По вечерам встречался с Анею, мы были по-прежнему внимательны друг к другу. Помню, в последний вечер своего отпуска я достал билеты в Центральный театр Красной Армии (ЦТКА). Там шла премьера «Фронт» Корнейчука. От Петровского парка до театра было далеко. С Анею мы поднялись из метро, чтобы пересесть дальше на трамвай. Московский трамвай, между прочим, ничем не отличался вечером от трамваев, скажем, Краснодара или Астрахани. Он всегда переполнен людьми, люди висят на подножках. Особенно плохо в часы смен.

Я с трудом пробил место для Ани, сам встал одной ногой на какую-то опору. Давились, стонали, ругались люди. Трамвай тронулся. Вдруг какая-то баба с мешком, пытаясь удержаться, схватилась изо всей силы за мой погон и оторвала его вместе с пуговицей. Трамвай двигался. Я соскочил, но ни бабы, ни погона мне найти не удалось: было уже темно. Без погон в театр ехать было нельзя, с одним погоном – тем более. Я попытался ощупью найти погон на асфальте шоссе, но бежали машины с тусклыми синими огнями, найти погон было невозможно.
 – Вот жаль..., – смеялась Аня.
 – Ну – жаль: были бы целы плечи, а погоны на них всегда повесить можно.
 – Говорят, дурная примета – потерять погон.
 – А я в дурные приметы не верю.
 – А в хорошие?
 – В хорошие? В хорошие верю. Никогда не садиться в московский трамвай – это хорошая примета.
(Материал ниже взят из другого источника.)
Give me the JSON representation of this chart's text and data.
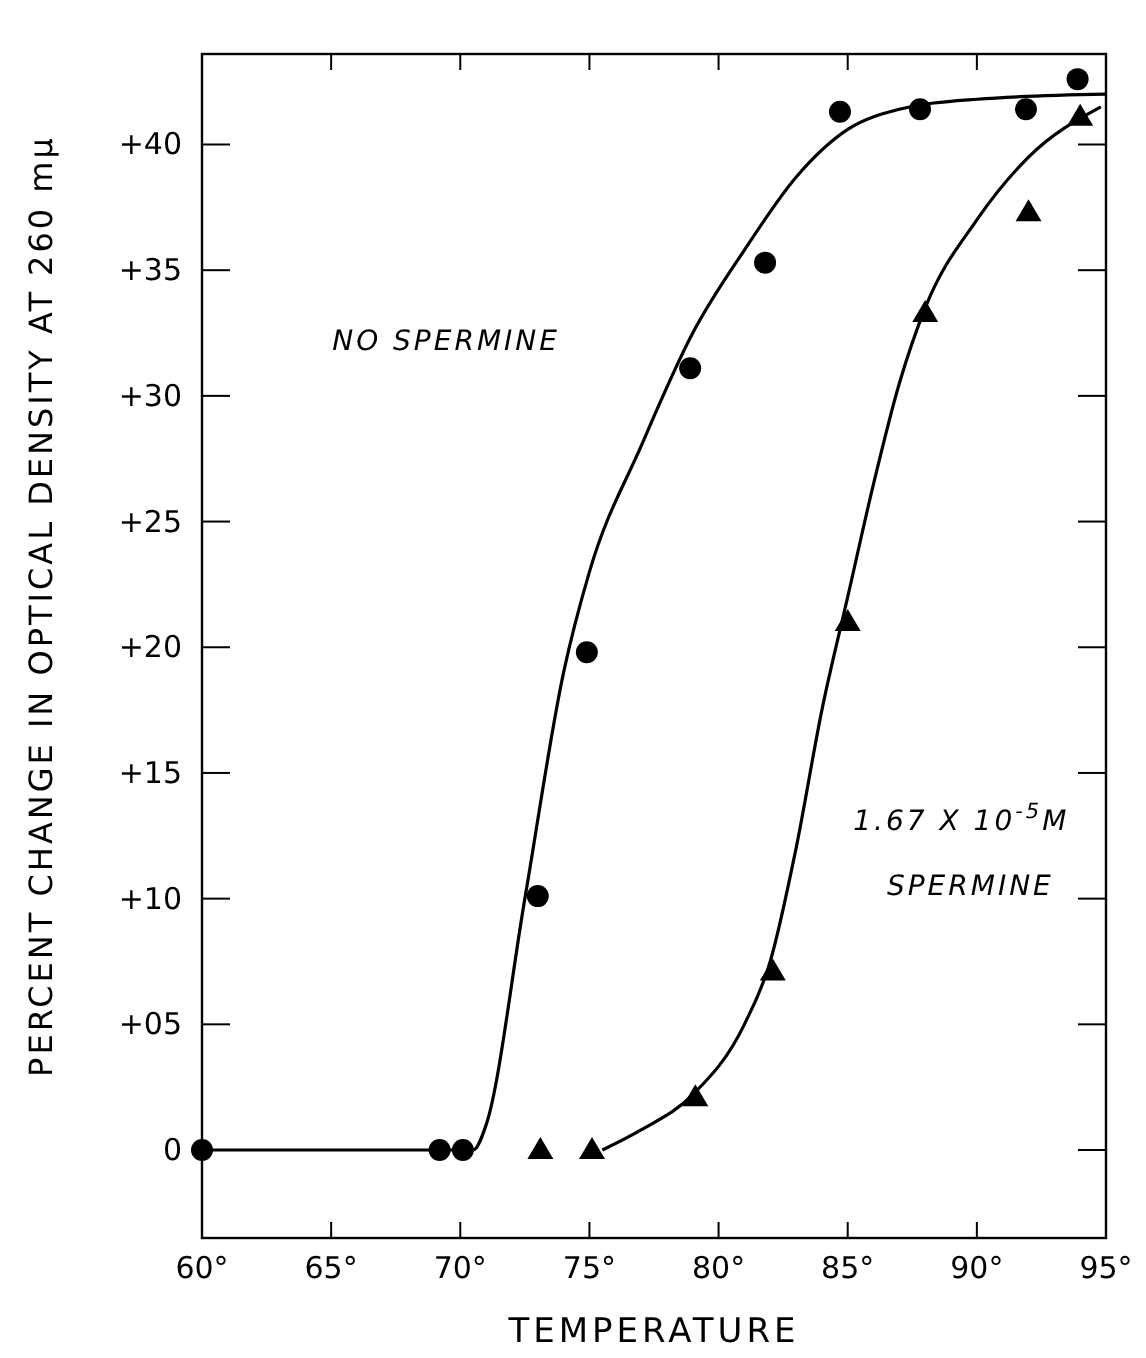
{
  "chart_data": {
    "type": "scatter",
    "xlabel": "TEMPERATURE",
    "ylabel": "PERCENT CHANGE IN OPTICAL DENSITY AT 260 mμ",
    "xlim": [
      60,
      95
    ],
    "ylim": [
      -3.5,
      43.6
    ],
    "xticks": [
      {
        "value": 60,
        "label": "60°"
      },
      {
        "value": 65,
        "label": "65°"
      },
      {
        "value": 70,
        "label": "70°"
      },
      {
        "value": 75,
        "label": "75°"
      },
      {
        "value": 80,
        "label": "80°"
      },
      {
        "value": 85,
        "label": "85°"
      },
      {
        "value": 90,
        "label": "90°"
      },
      {
        "value": 95,
        "label": "95°"
      }
    ],
    "yticks": [
      0,
      {
        "value": 5,
        "label": "+05"
      },
      {
        "value": 10,
        "label": "+10"
      },
      {
        "value": 15,
        "label": "+15"
      },
      {
        "value": 20,
        "label": "+20"
      },
      {
        "value": 25,
        "label": "+25"
      },
      {
        "value": 30,
        "label": "+30"
      },
      {
        "value": 35,
        "label": "+35"
      },
      {
        "value": 40,
        "label": "+40"
      }
    ],
    "grid": false,
    "series": [
      {
        "type": "line",
        "marker": "none",
        "line_style": "solid",
        "color": "#000000",
        "x": [
          60,
          70.5,
          71,
          72.5,
          74,
          75,
          77,
          79,
          81,
          83,
          85,
          87,
          90,
          95
        ],
        "values": [
          0,
          0,
          1,
          10,
          19,
          23,
          28,
          32.5,
          35.8,
          38.7,
          40.6,
          41.4,
          41.8,
          42
        ]
      },
      {
        "type": "line",
        "marker": "none",
        "line_style": "solid",
        "color": "#000000",
        "x": [
          75.5,
          77,
          79,
          81,
          82,
          83,
          84,
          85,
          86,
          87,
          88,
          90,
          92,
          94.8
        ],
        "values": [
          0,
          0.8,
          2.2,
          5,
          7.5,
          12,
          17.5,
          22,
          26.5,
          30.5,
          33.5,
          37,
          39.5,
          41.5
        ]
      },
      {
        "marker": "circle",
        "color": "#000000",
        "x": [
          60,
          69.2,
          70.1,
          73,
          74.9,
          78.9,
          81.8,
          84.7,
          87.8,
          91.9,
          93.9
        ],
        "values": [
          0,
          0,
          0,
          10.1,
          19.8,
          31.1,
          35.3,
          41.3,
          41.4,
          41.4,
          42.6
        ]
      },
      {
        "type": "scatter",
        "marker": "triangle",
        "color": "#000000",
        "x": [
          73.1,
          75.1,
          79.1,
          82.1,
          85,
          88,
          92,
          94
        ],
        "values": [
          0,
          0,
          2.1,
          7.1,
          21,
          33.3,
          37.3,
          41.1
        ]
      }
    ],
    "annotations": [
      "NO SPERMINE",
      "1.67 X 10$^{-5}$M",
      "SPERMINE"
    ]
  }
}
Так прошёл последний вечер моего отпуска. Начались занятия. Мы уже обвыклись, втянулись за год в учебу и не было уже тех трудностей, которые испытывались в первых двух семестрах на первом курсе. Каждый установил себе строгий распорядок дня, и день от этого как бы раздвинулся, на всё хватало времени. В академии восстановилась отличная система преподавания, кроме того, многое доверялось самостоятельной работе слушателей, и каждый с увлечением погружался в учебу.
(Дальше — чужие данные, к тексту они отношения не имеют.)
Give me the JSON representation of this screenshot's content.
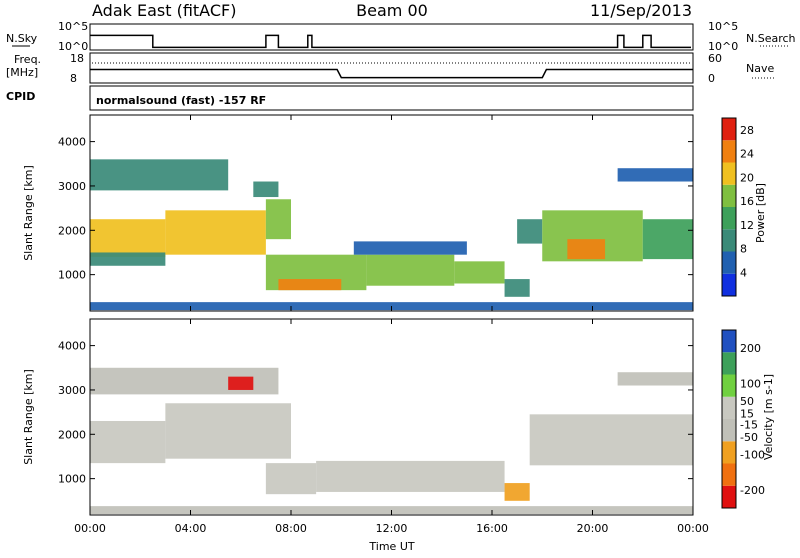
{
  "header": {
    "station": "Adak East (fitACF)",
    "beam": "Beam 00",
    "date": "11/Sep/2013"
  },
  "noise_panel": {
    "left_label": "N.Sky",
    "right_label": "N.Search",
    "left_ticks": [
      "10^5",
      "10^0"
    ],
    "right_ticks": [
      "10^5",
      "10^0"
    ]
  },
  "freq_panel": {
    "left_label_line1": "Freq.",
    "left_label_line2": "[MHz]",
    "right_label": "Nave",
    "left_ticks": [
      "18",
      "8"
    ],
    "right_ticks": [
      "60",
      "0"
    ]
  },
  "cpid_panel": {
    "label": "CPID",
    "text": "normalsound (fast) -157 RF"
  },
  "x_axis": {
    "label": "Time UT",
    "ticks": [
      "00:00",
      "04:00",
      "08:00",
      "12:00",
      "16:00",
      "20:00",
      "00:00"
    ]
  },
  "power_panel": {
    "ylabel": "Slant Range [km]",
    "yticks": [
      "4000",
      "3000",
      "2000",
      "1000"
    ],
    "colorbar_label": "Power [dB]",
    "colorbar_ticks": [
      "28",
      "24",
      "20",
      "16",
      "12",
      "8",
      "4"
    ]
  },
  "velocity_panel": {
    "ylabel": "Slant Range [km]",
    "yticks": [
      "4000",
      "3000",
      "2000",
      "1000"
    ],
    "colorbar_label": "Velocity [m s-1]",
    "colorbar_ticks": [
      "200",
      "100",
      "50",
      "15",
      "-15",
      "-50",
      "-100",
      "-200"
    ]
  },
  "chart_data": [
    {
      "type": "line",
      "title": "N.Sky / N.Search",
      "x": [
        "00:00",
        "02:20",
        "02:30",
        "07:00",
        "07:30",
        "08:40",
        "08:50",
        "21:00",
        "21:15",
        "22:00",
        "22:20"
      ],
      "series": [
        {
          "name": "N.Sky",
          "values": [
            2.8,
            2.8,
            0.5,
            2.8,
            0.5,
            2.8,
            0.5,
            2.8,
            0.5,
            2.8,
            0.5
          ]
        }
      ],
      "ylim": [
        0,
        5
      ]
    },
    {
      "type": "line",
      "title": "Freq. [MHz] / Nave",
      "x": [
        "00:00",
        "09:50",
        "10:00",
        "18:00",
        "18:10",
        "24:00"
      ],
      "series": [
        {
          "name": "Freq.",
          "values": [
            12.5,
            12.5,
            9.8,
            9.8,
            12.5,
            12.5
          ]
        },
        {
          "name": "Nave",
          "values": [
            16,
            16,
            16,
            16,
            16,
            16
          ]
        }
      ],
      "ylim": [
        8,
        18
      ]
    },
    {
      "type": "heatmap",
      "title": "Power [dB]",
      "xlim": [
        0,
        24
      ],
      "ylim": [
        180,
        4600
      ],
      "ylabel": "Slant Range [km]",
      "color_scale": {
        "min": 0,
        "max": 30,
        "colors": [
          "#1030e0",
          "#2060b0",
          "#3a8a78",
          "#3da05a",
          "#7fbf40",
          "#f0c020",
          "#f08010",
          "#e02010"
        ]
      },
      "regions": [
        {
          "t0": 0.0,
          "t1": 3.0,
          "r0": 1400,
          "r1": 2250,
          "value": 20
        },
        {
          "t0": 0.0,
          "t1": 3.0,
          "r0": 1200,
          "r1": 1500,
          "value": 10
        },
        {
          "t0": 3.0,
          "t1": 7.0,
          "r0": 1450,
          "r1": 2450,
          "value": 22
        },
        {
          "t0": 7.0,
          "t1": 8.0,
          "r0": 1800,
          "r1": 2700,
          "value": 16
        },
        {
          "t0": 0.0,
          "t1": 5.5,
          "r0": 2900,
          "r1": 3600,
          "value": 10
        },
        {
          "t0": 6.5,
          "t1": 7.5,
          "r0": 2750,
          "r1": 3100,
          "value": 10
        },
        {
          "t0": 7.0,
          "t1": 11.0,
          "r0": 650,
          "r1": 1450,
          "value": 17
        },
        {
          "t0": 7.5,
          "t1": 10.0,
          "r0": 650,
          "r1": 900,
          "value": 25
        },
        {
          "t0": 11.0,
          "t1": 14.5,
          "r0": 750,
          "r1": 1450,
          "value": 15
        },
        {
          "t0": 14.5,
          "t1": 16.5,
          "r0": 800,
          "r1": 1300,
          "value": 18
        },
        {
          "t0": 16.5,
          "t1": 17.5,
          "r0": 500,
          "r1": 900,
          "value": 8
        },
        {
          "t0": 10.5,
          "t1": 15.0,
          "r0": 1450,
          "r1": 1750,
          "value": 5
        },
        {
          "t0": 17.0,
          "t1": 18.0,
          "r0": 1700,
          "r1": 2250,
          "value": 8
        },
        {
          "t0": 18.0,
          "t1": 22.0,
          "r0": 1300,
          "r1": 2450,
          "value": 17
        },
        {
          "t0": 19.0,
          "t1": 20.5,
          "r0": 1350,
          "r1": 1800,
          "value": 24
        },
        {
          "t0": 22.0,
          "t1": 24.0,
          "r0": 1350,
          "r1": 2250,
          "value": 14
        },
        {
          "t0": 21.0,
          "t1": 24.0,
          "r0": 3100,
          "r1": 3400,
          "value": 6
        },
        {
          "t0": 0.0,
          "t1": 24.0,
          "r0": 200,
          "r1": 380,
          "value": 6
        }
      ]
    },
    {
      "type": "heatmap",
      "title": "Velocity [m s-1]",
      "xlim": [
        0,
        24
      ],
      "ylim": [
        180,
        4600
      ],
      "ylabel": "Slant Range [km]",
      "color_scale": {
        "min": -250,
        "max": 250,
        "colors": [
          "#e01010",
          "#f07010",
          "#f0a020",
          "#c0c0b8",
          "#c8c8c0",
          "#70d040",
          "#3da05a",
          "#2050c0"
        ]
      },
      "regions": [
        {
          "t0": 0.0,
          "t1": 3.0,
          "r0": 1350,
          "r1": 2300,
          "value": 0
        },
        {
          "t0": 3.0,
          "t1": 8.0,
          "r0": 1450,
          "r1": 2700,
          "value": 0
        },
        {
          "t0": 0.0,
          "t1": 7.5,
          "r0": 2900,
          "r1": 3500,
          "value": -60
        },
        {
          "t0": 5.5,
          "t1": 6.5,
          "r0": 3000,
          "r1": 3300,
          "value": -200
        },
        {
          "t0": 7.0,
          "t1": 9.0,
          "r0": 650,
          "r1": 1350,
          "value": 40
        },
        {
          "t0": 9.0,
          "t1": 16.5,
          "r0": 700,
          "r1": 1400,
          "value": 60
        },
        {
          "t0": 16.5,
          "t1": 17.5,
          "r0": 500,
          "r1": 900,
          "value": -70
        },
        {
          "t0": 17.5,
          "t1": 24.0,
          "r0": 1300,
          "r1": 2450,
          "value": 0
        },
        {
          "t0": 21.0,
          "t1": 24.0,
          "r0": 3100,
          "r1": 3400,
          "value": -30
        },
        {
          "t0": 0.0,
          "t1": 24.0,
          "r0": 200,
          "r1": 380,
          "value": -20
        }
      ]
    }
  ]
}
Правда, командный и профессорский состав академии нас, молодых, недолюбливали. Они называли нас «октябрятами», считали выскочками и недостойными ещё учиться в академии. Но отличной учебой мы оправдывали себя, и генерал-лейтенант Соколов-Соколёнок всегда гордился молодыми академиками.

Так в напряжённой учебе и бурной столичной жизни быстро бежало время.